Split RNA switch: Programmable and precise control of gene expression by ensemble of pre- and post-translational regulation

Regulating gene expression in response to biomolecules is a powerful strategy for monitoring intracellular environments and controlling cellular programs. RNA switch is a synthetic mRNA-based technology that controls gene expression at the translational level in response to cellular RNA and protein molecules, thus enabling cell type-specific gene regulation and showing promise for gene therapy, regenerative medicine, and cell therapy. However, single RNA switches often lack the specificity required for practical applications due to low ON/OFF ratios and difficulty in finding distinct and single biomolecule targets. To address these issues, we developed “split RNA switches” that integrate outputs from multiple RNA switches by exploiting protein splicing, a post-translational modification mechanism.

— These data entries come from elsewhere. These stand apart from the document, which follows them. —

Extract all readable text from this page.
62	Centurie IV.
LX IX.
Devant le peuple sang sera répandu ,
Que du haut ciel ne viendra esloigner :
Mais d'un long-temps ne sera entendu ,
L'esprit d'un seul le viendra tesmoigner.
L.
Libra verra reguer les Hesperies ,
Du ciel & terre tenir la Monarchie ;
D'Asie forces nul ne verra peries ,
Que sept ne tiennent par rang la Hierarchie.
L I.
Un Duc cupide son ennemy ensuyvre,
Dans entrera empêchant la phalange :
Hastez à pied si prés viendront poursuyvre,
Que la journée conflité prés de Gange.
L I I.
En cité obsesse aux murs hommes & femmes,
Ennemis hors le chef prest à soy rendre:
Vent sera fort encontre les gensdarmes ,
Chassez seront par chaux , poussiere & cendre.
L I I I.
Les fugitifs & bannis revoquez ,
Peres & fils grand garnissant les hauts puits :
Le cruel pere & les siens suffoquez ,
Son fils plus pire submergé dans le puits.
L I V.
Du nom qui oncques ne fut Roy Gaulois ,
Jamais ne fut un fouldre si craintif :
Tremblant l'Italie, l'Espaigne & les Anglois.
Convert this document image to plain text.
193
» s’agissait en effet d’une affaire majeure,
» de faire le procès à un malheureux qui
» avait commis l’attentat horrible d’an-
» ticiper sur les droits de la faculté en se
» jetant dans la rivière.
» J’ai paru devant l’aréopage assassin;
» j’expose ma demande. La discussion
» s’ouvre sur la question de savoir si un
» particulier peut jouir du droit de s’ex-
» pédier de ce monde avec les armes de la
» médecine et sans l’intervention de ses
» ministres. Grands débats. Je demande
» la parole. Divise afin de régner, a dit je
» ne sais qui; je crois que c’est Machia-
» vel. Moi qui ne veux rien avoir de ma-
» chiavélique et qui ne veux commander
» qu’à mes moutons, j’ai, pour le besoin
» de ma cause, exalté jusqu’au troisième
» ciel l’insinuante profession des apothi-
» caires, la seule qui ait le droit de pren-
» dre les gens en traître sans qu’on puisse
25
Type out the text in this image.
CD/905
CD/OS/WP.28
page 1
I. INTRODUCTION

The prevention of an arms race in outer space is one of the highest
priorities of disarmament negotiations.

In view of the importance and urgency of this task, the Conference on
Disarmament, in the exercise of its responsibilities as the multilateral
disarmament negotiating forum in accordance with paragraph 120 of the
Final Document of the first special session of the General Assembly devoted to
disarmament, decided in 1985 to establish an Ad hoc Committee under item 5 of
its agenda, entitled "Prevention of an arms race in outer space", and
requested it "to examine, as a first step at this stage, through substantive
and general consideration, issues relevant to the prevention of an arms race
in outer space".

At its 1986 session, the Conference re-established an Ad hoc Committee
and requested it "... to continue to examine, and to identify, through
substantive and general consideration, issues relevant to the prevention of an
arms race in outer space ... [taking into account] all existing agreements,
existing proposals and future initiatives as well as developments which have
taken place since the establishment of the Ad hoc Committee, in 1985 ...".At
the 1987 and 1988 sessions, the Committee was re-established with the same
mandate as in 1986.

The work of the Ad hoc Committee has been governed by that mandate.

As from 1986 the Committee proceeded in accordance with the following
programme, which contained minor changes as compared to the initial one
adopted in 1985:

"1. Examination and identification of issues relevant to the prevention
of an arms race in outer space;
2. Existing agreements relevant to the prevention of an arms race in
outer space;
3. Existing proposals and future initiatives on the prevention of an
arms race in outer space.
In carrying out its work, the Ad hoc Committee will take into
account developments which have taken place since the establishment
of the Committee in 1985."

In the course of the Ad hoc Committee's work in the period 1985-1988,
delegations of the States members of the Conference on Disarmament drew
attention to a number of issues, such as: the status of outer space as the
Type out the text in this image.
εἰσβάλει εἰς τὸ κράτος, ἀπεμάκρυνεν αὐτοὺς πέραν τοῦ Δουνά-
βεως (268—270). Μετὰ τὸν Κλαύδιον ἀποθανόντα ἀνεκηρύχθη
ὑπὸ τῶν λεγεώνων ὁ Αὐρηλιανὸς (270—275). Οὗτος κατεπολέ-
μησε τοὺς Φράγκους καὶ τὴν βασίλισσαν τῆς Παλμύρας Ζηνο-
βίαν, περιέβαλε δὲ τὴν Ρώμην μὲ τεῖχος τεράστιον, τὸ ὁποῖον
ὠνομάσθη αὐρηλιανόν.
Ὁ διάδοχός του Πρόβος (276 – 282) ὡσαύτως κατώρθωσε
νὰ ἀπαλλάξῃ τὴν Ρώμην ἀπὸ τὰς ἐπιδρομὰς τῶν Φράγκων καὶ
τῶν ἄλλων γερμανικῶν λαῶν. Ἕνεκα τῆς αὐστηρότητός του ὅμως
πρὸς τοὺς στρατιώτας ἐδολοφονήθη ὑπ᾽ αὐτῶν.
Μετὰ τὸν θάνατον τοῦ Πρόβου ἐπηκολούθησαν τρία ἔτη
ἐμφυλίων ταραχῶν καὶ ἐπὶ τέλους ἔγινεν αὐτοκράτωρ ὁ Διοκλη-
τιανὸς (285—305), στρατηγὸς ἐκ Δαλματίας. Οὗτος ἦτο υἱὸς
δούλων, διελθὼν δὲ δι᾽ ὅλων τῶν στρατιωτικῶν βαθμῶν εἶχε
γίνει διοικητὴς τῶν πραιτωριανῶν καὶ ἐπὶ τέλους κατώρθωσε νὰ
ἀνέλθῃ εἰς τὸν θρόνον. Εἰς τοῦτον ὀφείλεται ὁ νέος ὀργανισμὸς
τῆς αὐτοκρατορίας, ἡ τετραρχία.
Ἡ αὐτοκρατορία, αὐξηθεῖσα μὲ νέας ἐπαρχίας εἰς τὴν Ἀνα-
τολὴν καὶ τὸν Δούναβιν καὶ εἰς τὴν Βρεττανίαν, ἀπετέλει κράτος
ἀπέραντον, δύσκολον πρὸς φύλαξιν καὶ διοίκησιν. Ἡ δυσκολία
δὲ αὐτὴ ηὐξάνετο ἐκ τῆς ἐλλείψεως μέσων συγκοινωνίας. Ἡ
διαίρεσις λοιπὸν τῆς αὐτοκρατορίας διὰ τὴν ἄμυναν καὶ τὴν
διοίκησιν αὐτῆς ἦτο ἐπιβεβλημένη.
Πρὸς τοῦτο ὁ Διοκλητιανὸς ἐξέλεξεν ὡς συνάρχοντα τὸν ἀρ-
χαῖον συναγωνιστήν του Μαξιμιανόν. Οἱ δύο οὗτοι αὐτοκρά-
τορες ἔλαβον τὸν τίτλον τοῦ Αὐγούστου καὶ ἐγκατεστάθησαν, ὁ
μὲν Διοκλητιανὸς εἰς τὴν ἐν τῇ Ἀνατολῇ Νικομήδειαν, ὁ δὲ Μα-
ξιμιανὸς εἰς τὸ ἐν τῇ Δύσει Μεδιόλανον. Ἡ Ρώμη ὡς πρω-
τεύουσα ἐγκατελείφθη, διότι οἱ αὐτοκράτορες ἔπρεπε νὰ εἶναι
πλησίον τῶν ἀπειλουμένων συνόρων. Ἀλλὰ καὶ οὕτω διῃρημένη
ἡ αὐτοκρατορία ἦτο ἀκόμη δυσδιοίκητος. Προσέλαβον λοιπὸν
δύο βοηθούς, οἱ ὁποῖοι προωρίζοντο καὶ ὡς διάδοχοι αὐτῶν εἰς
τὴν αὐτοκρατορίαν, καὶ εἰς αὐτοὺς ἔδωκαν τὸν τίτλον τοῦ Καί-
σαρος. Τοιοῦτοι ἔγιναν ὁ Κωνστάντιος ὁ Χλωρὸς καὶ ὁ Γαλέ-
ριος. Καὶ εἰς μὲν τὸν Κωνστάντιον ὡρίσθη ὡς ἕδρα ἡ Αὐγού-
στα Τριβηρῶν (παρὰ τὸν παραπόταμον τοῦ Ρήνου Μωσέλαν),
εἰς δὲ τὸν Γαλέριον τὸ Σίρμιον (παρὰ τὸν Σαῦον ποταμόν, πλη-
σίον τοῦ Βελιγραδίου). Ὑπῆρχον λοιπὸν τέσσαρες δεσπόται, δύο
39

We demonstrated that split RNA switches significantly improve the ON/OFF ratio of microRNA (miRNA)-responsive ON switch systems by canceling undesirable leaky OFF level. We achieved efficient and robust target cell purification based on endogenous miRNA profiles, which was impossible with an ON switch alone. Additionally, we constructed multi-output and multi-input RNA-based synthetic circuits using split RNA switches to enable the detection of multiple miRNAs for precise gene control with logical operations. Split RNA switches illustrate a novel application of protein splicing and demonstrate the potential of post-translational processing as a comprehensive solution for advancing translational control technologies toward widespread mRNA therapies.